Monday, September 22, 2008

The Future of Triangles Part 3: X-Plane 9

Before I post anything to my blog saying what might happen, standard disclaimers:
  • This blog represents my rambling about the directions I am considering for X-Plane's rendering engine.
  • This blog is not a promise or commitment of any kind to deliver any particular feature.
  • If I say I am looking at doing feature X, and feature X does not materialize, either in the near or far future, or, like, ever, consider this to be one big fat "I told you so."
With that in mind, I think the direction for lighting in version 9 is to introduce per-pixel lighting.

I don't know what other set of features we'll get with per-pixel lighting, but I am reviewing normal maps, specular maps, and the material attributes.  Per pixel lighting will mean smooth, round, shiny looking surfaces without using a huge number of triangles.
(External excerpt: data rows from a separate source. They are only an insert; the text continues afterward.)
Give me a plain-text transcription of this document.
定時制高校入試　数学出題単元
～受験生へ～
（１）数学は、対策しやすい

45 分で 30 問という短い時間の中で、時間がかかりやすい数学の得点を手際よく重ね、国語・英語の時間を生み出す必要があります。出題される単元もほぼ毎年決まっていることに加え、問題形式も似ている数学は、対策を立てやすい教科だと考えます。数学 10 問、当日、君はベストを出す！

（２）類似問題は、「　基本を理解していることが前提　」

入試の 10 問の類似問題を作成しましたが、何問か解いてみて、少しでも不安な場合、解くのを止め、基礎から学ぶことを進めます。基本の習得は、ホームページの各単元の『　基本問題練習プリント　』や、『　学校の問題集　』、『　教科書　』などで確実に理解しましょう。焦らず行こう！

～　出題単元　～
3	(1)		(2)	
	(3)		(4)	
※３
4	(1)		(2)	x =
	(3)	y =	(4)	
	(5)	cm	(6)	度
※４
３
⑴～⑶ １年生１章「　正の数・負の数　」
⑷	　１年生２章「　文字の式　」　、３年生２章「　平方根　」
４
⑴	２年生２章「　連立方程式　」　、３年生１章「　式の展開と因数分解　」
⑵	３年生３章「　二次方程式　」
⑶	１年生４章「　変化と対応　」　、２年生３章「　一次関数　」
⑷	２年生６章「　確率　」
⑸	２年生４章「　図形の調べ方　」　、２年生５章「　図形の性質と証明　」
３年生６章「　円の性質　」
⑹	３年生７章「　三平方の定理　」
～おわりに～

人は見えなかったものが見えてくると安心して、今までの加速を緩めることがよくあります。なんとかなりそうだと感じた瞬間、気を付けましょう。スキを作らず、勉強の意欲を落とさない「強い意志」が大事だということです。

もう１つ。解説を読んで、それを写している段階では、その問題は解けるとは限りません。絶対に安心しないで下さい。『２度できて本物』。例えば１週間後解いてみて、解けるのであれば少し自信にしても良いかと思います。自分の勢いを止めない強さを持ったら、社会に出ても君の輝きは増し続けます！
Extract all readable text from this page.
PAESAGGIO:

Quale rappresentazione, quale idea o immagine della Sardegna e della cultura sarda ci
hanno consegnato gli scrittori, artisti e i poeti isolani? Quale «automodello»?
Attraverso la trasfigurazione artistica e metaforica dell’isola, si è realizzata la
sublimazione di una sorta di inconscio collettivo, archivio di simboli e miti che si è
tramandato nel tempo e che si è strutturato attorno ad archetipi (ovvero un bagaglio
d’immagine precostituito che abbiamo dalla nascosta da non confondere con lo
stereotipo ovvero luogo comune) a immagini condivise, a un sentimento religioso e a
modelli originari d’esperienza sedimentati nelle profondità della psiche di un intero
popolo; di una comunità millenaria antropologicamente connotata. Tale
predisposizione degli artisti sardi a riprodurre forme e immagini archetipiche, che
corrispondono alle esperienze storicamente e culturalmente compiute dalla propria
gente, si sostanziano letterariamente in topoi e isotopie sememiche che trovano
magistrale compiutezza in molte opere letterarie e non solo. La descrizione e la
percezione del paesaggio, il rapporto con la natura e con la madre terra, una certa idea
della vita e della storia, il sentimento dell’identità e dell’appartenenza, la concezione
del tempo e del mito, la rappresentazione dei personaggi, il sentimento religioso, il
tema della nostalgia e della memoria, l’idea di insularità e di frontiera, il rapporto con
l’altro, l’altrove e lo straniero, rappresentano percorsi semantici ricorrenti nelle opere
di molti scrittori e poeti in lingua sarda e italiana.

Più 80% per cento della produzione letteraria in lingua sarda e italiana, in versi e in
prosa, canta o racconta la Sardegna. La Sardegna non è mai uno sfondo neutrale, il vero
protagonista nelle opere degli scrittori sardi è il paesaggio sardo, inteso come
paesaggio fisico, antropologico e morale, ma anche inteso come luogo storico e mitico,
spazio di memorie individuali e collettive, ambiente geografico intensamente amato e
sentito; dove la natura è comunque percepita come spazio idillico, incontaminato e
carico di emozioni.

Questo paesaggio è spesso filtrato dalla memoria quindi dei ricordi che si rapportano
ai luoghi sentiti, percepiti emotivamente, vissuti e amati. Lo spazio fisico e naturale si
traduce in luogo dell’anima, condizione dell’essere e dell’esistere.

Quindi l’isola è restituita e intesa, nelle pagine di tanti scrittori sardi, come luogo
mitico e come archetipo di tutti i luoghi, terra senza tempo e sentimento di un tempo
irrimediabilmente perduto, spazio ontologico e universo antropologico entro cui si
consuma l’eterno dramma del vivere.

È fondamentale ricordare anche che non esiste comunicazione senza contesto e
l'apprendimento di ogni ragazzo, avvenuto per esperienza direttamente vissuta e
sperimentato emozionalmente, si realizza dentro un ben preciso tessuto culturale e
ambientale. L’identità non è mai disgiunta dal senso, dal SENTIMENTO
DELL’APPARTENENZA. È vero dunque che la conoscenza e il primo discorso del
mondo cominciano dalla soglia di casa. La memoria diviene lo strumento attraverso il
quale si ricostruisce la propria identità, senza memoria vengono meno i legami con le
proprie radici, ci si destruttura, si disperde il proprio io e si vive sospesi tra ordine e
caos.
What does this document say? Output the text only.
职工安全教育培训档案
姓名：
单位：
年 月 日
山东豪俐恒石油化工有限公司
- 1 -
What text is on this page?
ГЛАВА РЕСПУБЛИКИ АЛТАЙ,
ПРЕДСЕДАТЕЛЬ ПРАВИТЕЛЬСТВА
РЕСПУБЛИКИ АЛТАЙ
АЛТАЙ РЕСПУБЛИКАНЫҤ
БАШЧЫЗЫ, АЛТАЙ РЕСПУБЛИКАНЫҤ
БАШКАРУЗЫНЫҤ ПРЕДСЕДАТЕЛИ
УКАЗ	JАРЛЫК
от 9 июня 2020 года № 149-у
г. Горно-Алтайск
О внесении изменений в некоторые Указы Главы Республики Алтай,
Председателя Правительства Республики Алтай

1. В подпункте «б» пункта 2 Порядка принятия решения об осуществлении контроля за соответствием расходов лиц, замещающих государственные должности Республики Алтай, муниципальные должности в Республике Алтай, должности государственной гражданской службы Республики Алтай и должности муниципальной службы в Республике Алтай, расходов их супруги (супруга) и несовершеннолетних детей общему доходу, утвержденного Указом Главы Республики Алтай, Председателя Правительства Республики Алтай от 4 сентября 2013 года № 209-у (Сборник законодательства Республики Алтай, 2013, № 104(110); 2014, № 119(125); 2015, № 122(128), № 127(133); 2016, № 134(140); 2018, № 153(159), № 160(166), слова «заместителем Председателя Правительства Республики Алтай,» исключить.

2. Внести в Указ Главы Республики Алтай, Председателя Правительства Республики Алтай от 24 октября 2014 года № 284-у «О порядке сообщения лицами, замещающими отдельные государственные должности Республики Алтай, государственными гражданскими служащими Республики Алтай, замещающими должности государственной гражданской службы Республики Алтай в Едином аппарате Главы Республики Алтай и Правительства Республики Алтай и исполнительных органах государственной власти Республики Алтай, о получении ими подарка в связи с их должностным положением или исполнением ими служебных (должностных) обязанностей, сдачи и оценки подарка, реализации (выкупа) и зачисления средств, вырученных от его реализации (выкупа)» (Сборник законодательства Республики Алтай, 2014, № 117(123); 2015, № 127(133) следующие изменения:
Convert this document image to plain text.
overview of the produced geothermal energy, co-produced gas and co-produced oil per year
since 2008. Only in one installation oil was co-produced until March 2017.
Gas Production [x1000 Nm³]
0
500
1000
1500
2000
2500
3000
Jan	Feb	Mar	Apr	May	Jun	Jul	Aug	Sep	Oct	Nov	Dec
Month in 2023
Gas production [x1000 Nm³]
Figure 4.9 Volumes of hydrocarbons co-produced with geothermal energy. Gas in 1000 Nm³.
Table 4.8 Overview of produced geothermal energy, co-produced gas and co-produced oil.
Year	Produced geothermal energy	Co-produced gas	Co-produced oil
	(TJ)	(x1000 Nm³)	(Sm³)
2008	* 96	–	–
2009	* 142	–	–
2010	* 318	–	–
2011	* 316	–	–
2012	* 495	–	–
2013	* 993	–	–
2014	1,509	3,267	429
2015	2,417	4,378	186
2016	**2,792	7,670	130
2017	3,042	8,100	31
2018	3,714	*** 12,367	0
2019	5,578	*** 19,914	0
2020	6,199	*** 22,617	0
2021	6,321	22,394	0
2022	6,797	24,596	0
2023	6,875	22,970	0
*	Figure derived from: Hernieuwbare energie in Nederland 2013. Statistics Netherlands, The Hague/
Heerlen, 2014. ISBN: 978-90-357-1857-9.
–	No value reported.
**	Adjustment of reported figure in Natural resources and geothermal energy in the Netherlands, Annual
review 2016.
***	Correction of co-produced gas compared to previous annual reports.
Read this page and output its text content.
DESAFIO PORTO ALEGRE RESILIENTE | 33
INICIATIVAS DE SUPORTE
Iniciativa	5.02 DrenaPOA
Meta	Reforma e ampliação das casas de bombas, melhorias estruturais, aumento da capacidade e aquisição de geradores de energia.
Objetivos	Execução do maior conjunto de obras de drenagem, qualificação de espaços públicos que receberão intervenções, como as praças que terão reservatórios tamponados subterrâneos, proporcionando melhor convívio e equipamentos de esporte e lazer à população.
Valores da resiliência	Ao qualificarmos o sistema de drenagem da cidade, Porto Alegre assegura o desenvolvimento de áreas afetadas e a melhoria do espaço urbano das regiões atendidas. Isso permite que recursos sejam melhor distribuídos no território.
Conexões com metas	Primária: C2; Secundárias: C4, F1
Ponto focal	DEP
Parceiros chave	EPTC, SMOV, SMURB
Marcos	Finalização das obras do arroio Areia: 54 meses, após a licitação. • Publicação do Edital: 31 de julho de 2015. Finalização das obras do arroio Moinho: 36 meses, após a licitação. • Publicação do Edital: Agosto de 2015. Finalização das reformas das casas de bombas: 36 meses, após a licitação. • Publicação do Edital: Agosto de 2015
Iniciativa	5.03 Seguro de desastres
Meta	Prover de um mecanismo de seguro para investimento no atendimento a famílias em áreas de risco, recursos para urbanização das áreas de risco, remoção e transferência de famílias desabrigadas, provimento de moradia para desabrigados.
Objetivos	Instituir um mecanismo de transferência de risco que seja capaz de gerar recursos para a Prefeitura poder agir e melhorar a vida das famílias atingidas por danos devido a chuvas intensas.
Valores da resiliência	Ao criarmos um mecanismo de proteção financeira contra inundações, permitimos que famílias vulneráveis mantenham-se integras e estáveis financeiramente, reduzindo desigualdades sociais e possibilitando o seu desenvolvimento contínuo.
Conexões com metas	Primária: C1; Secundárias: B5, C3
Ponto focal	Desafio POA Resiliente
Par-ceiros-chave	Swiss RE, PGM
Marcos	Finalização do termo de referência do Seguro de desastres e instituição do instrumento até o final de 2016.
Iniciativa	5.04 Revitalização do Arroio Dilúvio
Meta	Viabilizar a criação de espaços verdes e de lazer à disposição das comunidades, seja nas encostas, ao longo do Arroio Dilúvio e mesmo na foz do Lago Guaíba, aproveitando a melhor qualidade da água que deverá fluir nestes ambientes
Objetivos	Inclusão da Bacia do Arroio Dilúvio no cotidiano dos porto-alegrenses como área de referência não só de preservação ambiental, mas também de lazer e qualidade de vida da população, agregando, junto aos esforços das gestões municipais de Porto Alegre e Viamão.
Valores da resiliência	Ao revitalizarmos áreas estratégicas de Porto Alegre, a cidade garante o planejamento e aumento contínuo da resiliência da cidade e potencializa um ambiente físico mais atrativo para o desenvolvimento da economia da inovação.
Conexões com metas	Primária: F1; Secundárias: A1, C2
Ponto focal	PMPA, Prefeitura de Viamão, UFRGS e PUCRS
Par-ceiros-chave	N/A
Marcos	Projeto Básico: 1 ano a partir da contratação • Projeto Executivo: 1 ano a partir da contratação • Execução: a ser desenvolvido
Now there are two sets of hardware that will not be able to support per-pixel lighting:
  • Cards without pixel shaders.  (GeForce 2,3,4, Radeon 7000-9200.)  You might know your card does not have pixel shaders because the pixel shader check box is not available in the rendering settings.
  • Cards with first generation shaders.  (This is the GeForce FX series and the Radeon 9500-9800 and X300-X600.)  These cards can actually perform per-pixel lighting, but they are so slow that per-pixel lighting will bring them below minimum frame-rate.
So unfortunately, there will be an authoring decision: add more triangles so that per-vertex lighting looks good, or use fewer triangles and rely on per-pixel lighting.  The decision will depend on what hardware you want to target at what performance level.  (For what it's worth, hardware that cannot support per-pixel lighting usually isn't very powerful, so there is something to be said for not having a lot of triangles on these lower end machines.)

3 comments:

Unknown said...

thats very good news that you consider this :)

means in the future we maybe have a:
- color-map
- normal-map
- specular-map

since my background is offline-rendering i hate specular-maps and prefer real reflection-maps (wich look the same, but produce reflections like on x-planes water instead of just a "fake" highlight). i know that some racing games like project gotham for the xbox360 use reflection-maps for the carpaint parts on the cars. every few "seconds" a car-centric cubemap is generated and applied to the carpaint-materials reflection slot.

i wonder if such a high-end tecnique makes sense for xplane? (i have no clue if there are planes that are highly reflective in real life, i think i have seen a p51 in il2 with a imitated chrome-look).

what do you think personaly about this?

AWC said...

So does this mean "IF" implemented that Cards without pixel shaders will no longer be able to run X-plane?

Benjamin Supnik said...

"So does this mean "IF" implemented that Cards without pixel shaders will no longer be able to run X-plane?"

NO!

The decision on minimum hardware requirements and the decision on rendering effects are separate.

- If we continue to support non-shader cards AND we do per-pixel lighting, then you simply won't get per pixel lighting on old cards.

- I cannot say what future requirements will be.

- I can say we are NOT going to CHANGE the hardware requirements in the MIDDLE of a version run to DISALLOW cards that used to work.

If your card works in v9, it will work for the rest of v9. I can say absolutely nothing about what will happen in v10, v11, v12, etc.

Actually, I can say this: I think it will be relatively unlikely for us to REQUIRE shaders -- too many cards have too many problems with their drivers...I expect we will always support some kind of really primitive "no features required" mode that works, so that users don't get stuck with a DVD they can't run at all, no matter how toasted their drivers are.

But I don't think we'll do any more new eye candy that doesn't require shaders...the non-shader pipeline is just about as maxed out as it can be already - we're not going to invest more work in 1990's graphics technology.

The future is shaders - even if they are not required for compatibility/troubleshooting reasons. You'd certainly be insane to pick up a new graphics card without them.